Beefeater recently launched Beefeater Winter Edition, the latest brand extension from Pernod Ricard with a party at New York's Lambs Club. Of course, Beefeater London Dry has been around for a long time, and Beefeater entered the super-premium gin market last spring with Beefeater 24 (see my review and report from the launch party). This summer came the limited-edition Beefeater Summer Edition, with elderflower, hibiscus, and blackcurrant botanicals. (I also just got my hands on a bottle of this, so a review will be forthcoming.) And so this newest limited edition has arrived: Beefeater Winter's botanicals highlight cinnamon, nutmeg, Seville orange, and pine.
These are interesting botanicals, and they really do convey a wintry feel to the gin. Normally I think of the white spirits as spring and summer beverages and the brown liquors as being appropriate for cooler climes, but I'm not really sure why I think that way -- after all, a whiskey sour is refreshing on a hot day, and I make my share of gin cocktails during the winter. And, gin's clarity and juniper do make it well-suited for that snow-on-the-evergreens feel. This gin adds the "Christmas spices" of cinnamon and nutmeg, so well-conveyed in Angostura bitters, and the noticeable orange flavors contribute to a winter taste profile as well. I didn't notice the pine right off the bat, or rather I had difficulty distinguishing between the juniper and the pine botanicals. (I'll try some more, and compare it with the regular Beefeater London Dry. The sacrifices we cocktail bloggers make...) But, the pine is there. Master distiller Desmond Payne told me that "the pine is treated in exactly the same way as all the other botanicals, that is: all the botanicals in the Winter recipe, including the pine shoots, are steeped in the gin still for 24 hours with the neutral spirit. On the second day the distillation takes place in the usual way. For London gin no flavors can be added after distillation." (This approach is similar to how Clear Creek makes their wonderful Douglas Fir Eau de Vie -- they macerate just-picked Douglas fir buds in neutral grape brandy before distilling.) Brand Ambassador Nick van Tiel let me sample the gin neat, and it was more appealing than any other gin I'd tasted in this way: its slightly oily, viscous texture and sweet warm notes were quite pleasant. (Most gins, including some of my very favorites, tend to do better when cooled, diluted slightly, or otherwise mixed.)
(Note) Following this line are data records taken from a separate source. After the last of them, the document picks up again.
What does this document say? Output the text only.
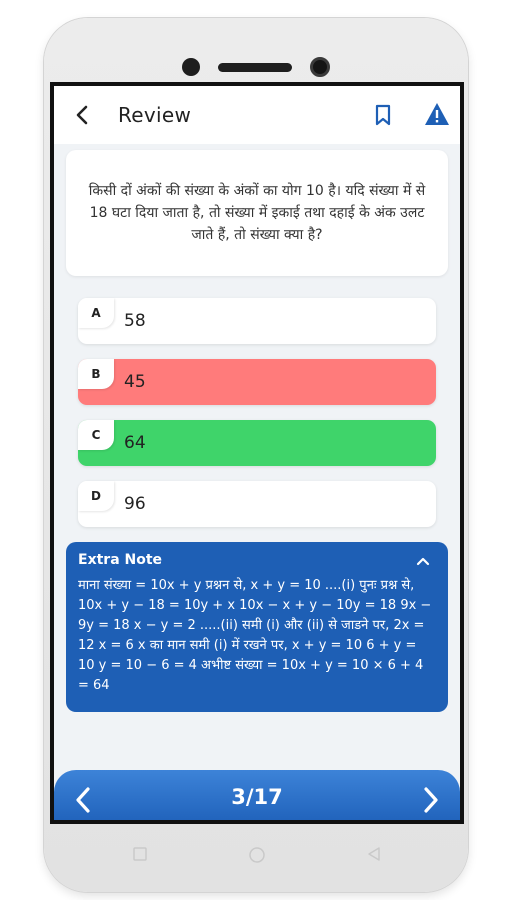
Review
किसी दों अंकों की संख्या के अंकों का योग 10 है। यदि संख्या में से 18 घटा दिया जाता है, तो संख्या में इकाई तथा दहाई के अंक उलट जाते हैं, तो संख्या क्या है?
A	58
B	45
C	64
D	96
Extra Note
माना संख्या = 10x + y प्रश्नन से, x + y = 10 ....(i) पुनः प्रश्न से, 10x + y − 18 = 10y + x 10x − x + y − 10y = 18 9x − 9y = 18 x − y = 2 .....(ii) समी (i) और (ii) से जाडने पर, 2x = 12 x = 6 x का मान समी (i) में रखने पर, x + y = 10 6 + y = 10 y = 10 − 6 = 4 अभीष्ट संख्या = 10x + y = 10 × 6 + 4 = 64
3/17
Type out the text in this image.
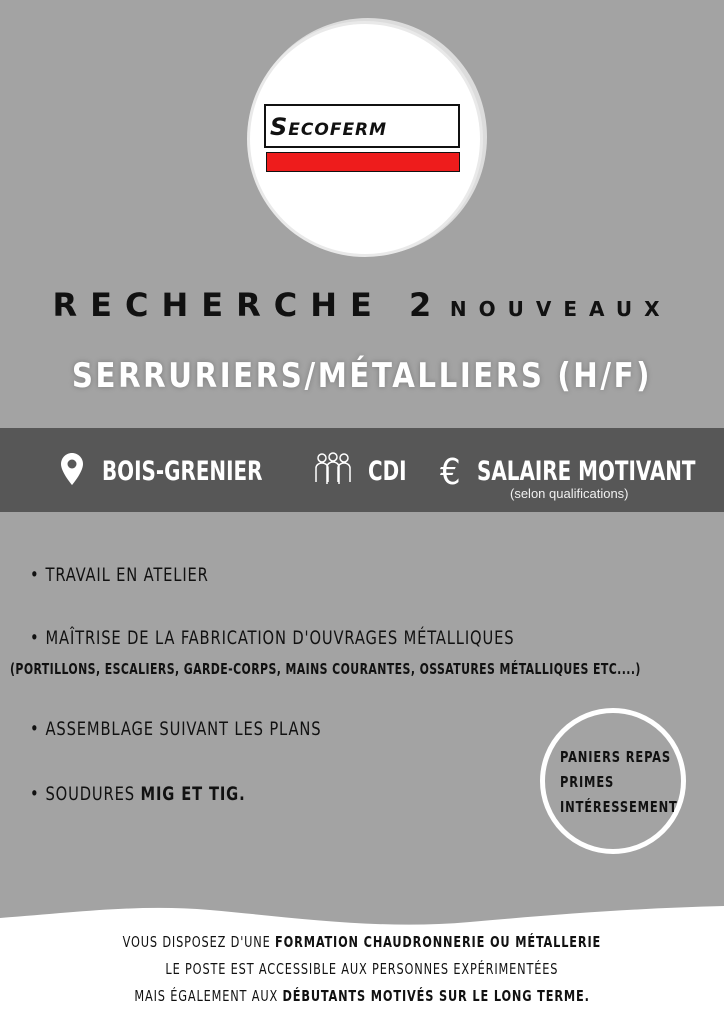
Secoferm
RECHERCHE 2 NOUVEAUX
SERRURIERS/MÉTALLIERS (H/F)
BOIS-GRENIER	CDI € SALAIRE MOTIVANT
(selon qualifications)
• TRAVAIL EN ATELIER
• MAÎTRISE DE LA FABRICATION D'OUVRAGES MÉTALLIQUES
(PORTILLONS, ESCALIERS, GARDE-CORPS, MAINS COURANTES, OSSATURES MÉTALLIQUES ETC....)
• ASSEMBLAGE SUIVANT LES PLANS
• SOUDURES MIG ET TIG.
PANIERS REPAS
PRIMES
INTÉRESSEMENT
VOUS DISPOSEZ D'UNE FORMATION CHAUDRONNERIE OU MÉTALLERIE
LE POSTE EST ACCESSIBLE AUX PERSONNES EXPÉRIMENTÉES
MAIS ÉGALEMENT AUX DÉBUTANTS MOTIVÉS SUR LE LONG TERME.
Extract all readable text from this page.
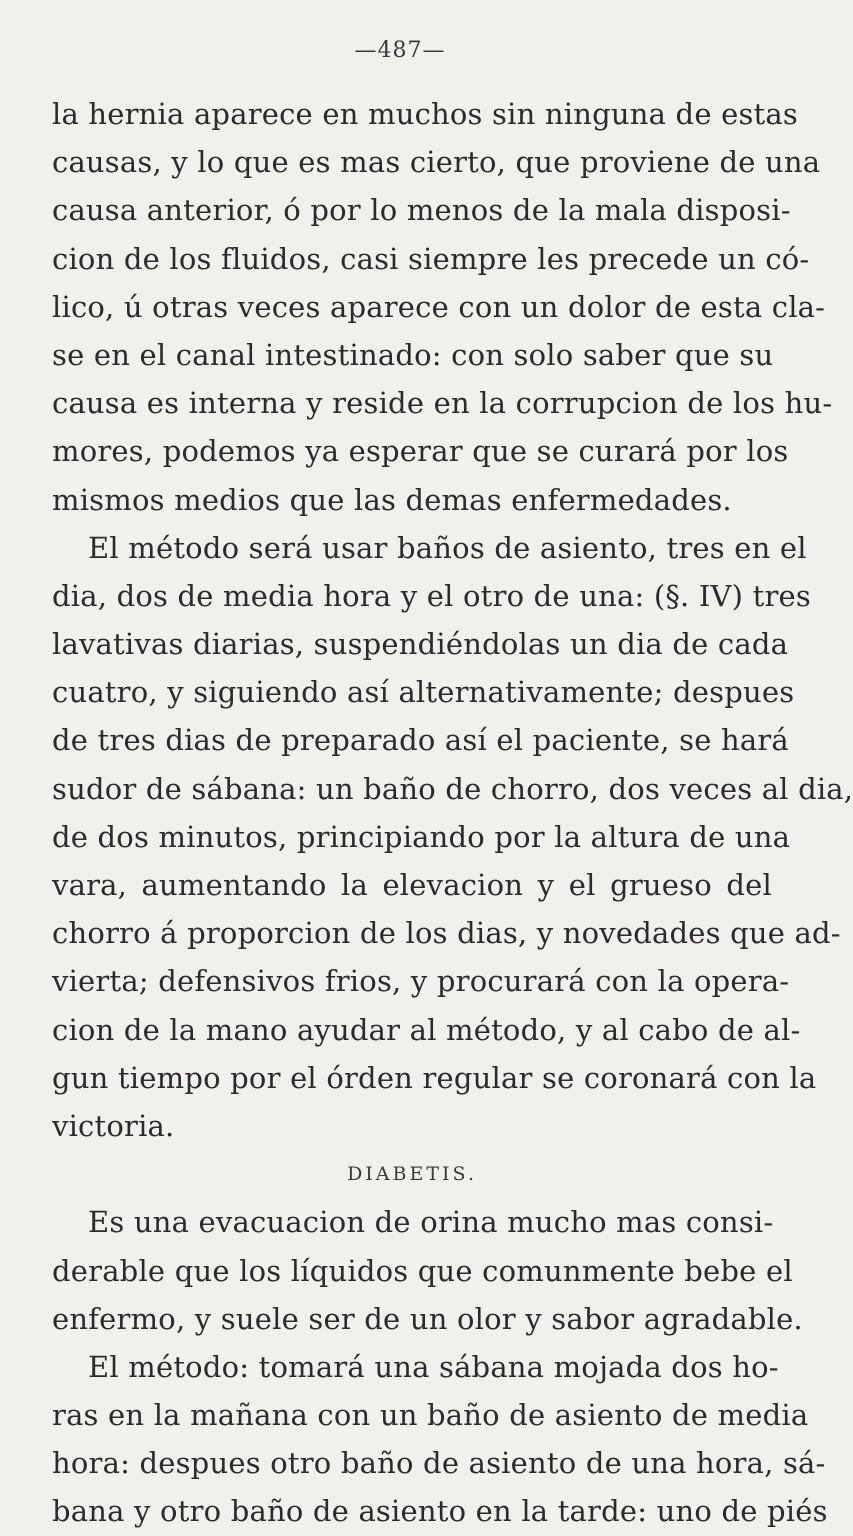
—487—
la hernia aparece en muchos sin ninguna de estas
causas, y lo que es mas cierto, que proviene de una
causa anterior, ó por lo menos de la mala disposi-
cion de los fluidos, casi siempre les precede un có-
lico, ú otras veces aparece con un dolor de esta cla-
se en el canal intestinado: con solo saber que su
causa es interna y reside en la corrupcion de los hu-
mores, podemos ya esperar que se curará por los
mismos medios que las demas enfermedades.
El método será usar baños de asiento, tres en el
dia, dos de media hora y el otro de una: (§. IV) tres
lavativas diarias, suspendiéndolas un dia de cada
cuatro, y siguiendo así alternativamente; despues
de tres dias de preparado así el paciente, se hará
sudor de sábana: un baño de chorro, dos veces al dia,
de dos minutos, principiando por la altura de una
vara, aumentando la elevacion y el grueso del
chorro á proporcion de los dias, y novedades que ad-
vierta; defensivos frios, y procurará con la opera-
cion de la mano ayudar al método, y al cabo de al-
gun tiempo por el órden regular se coronará con la
victoria.
DIABETIS.
Es una evacuacion de orina mucho mas consi-
derable que los líquidos que comunmente bebe el
enfermo, y suele ser de un olor y sabor agradable.
El método: tomará una sábana mojada dos ho-
ras en la mañana con un baño de asiento de media
hora: despues otro baño de asiento de una hora, sá-
bana y otro baño de asiento en la tarde: uno de piés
At the party, they had a few different cocktails available. The first was a "Hot Apple Gin" -- basically heated cider with the gin added. I couldn't really taste the gin in this, but it was warming and certainly welcome -- to come in from the very cold outdoors and have this thrust into one's paw upon arrival was a pleasant way to warm up.
They also offered the "New Year In Lambeth": the Beefeater Winter Edition, some Plymouth Sloe Gin, apple juice, lemon juice, simple syrup, and Champagne. This was sweet and went down easily, but I think it had a few too many moving parts for my taste, and there were an awful lot of sweet ingredients. Tasty, though -- I might try to adopt a similar approach, but maybe paring down the sloe gin and ditching the apple juice. (By this point, my notes were getting a little sozzled, or at least I was: my phone's speech-recognition feature records my impressions of this cocktail as "apple gymboree reminiscent of amstel intercom the new year and lambert tube.")
I also tried the "Fashionably Ginger", which I liked the best of the three on offer: Beefeater Winter Edition, of course, with the addition of creme de cacao, Monin gingerbread syrup, and Regans' Orange Bitters. This was the most balanced and was quite refreshing.
However, what I most wanted to try, after tasting the gin neat, was to accentuate the cinnamon-nutmeg botanicals with Angostura bitters in a Pink Gin. (That fusty, redoubtable relic of the British Empire and most specifically the Royal Navy -- no, they didn't drink just rum -- tends to be undrinkable to my palate unless made with Plymouth, which is not a London Dry gin but rather its own unique style.) The resulting Beefeater Winter Pink Gin was staggeringly lovely, balanced, and dangerously smooth and sippable. I think this one is definitely going into the repertoire, for real gin aficionados.
Incidentally, if you want to pick up some of the Beefeater Winter, you'll have to move fast: it's truly limited-edition, with just 300 cases hitting the US (split between New York and San Francisco.) It's also got a relatively low price point of $18.99, which puts it much closer to normal gin pricing than the super-premium market (such as the higher price point enjoyed by Beefeater 24 and Tanqueray Ten, for instance.) It should be available in bars and at your more comprehensive liquor stores.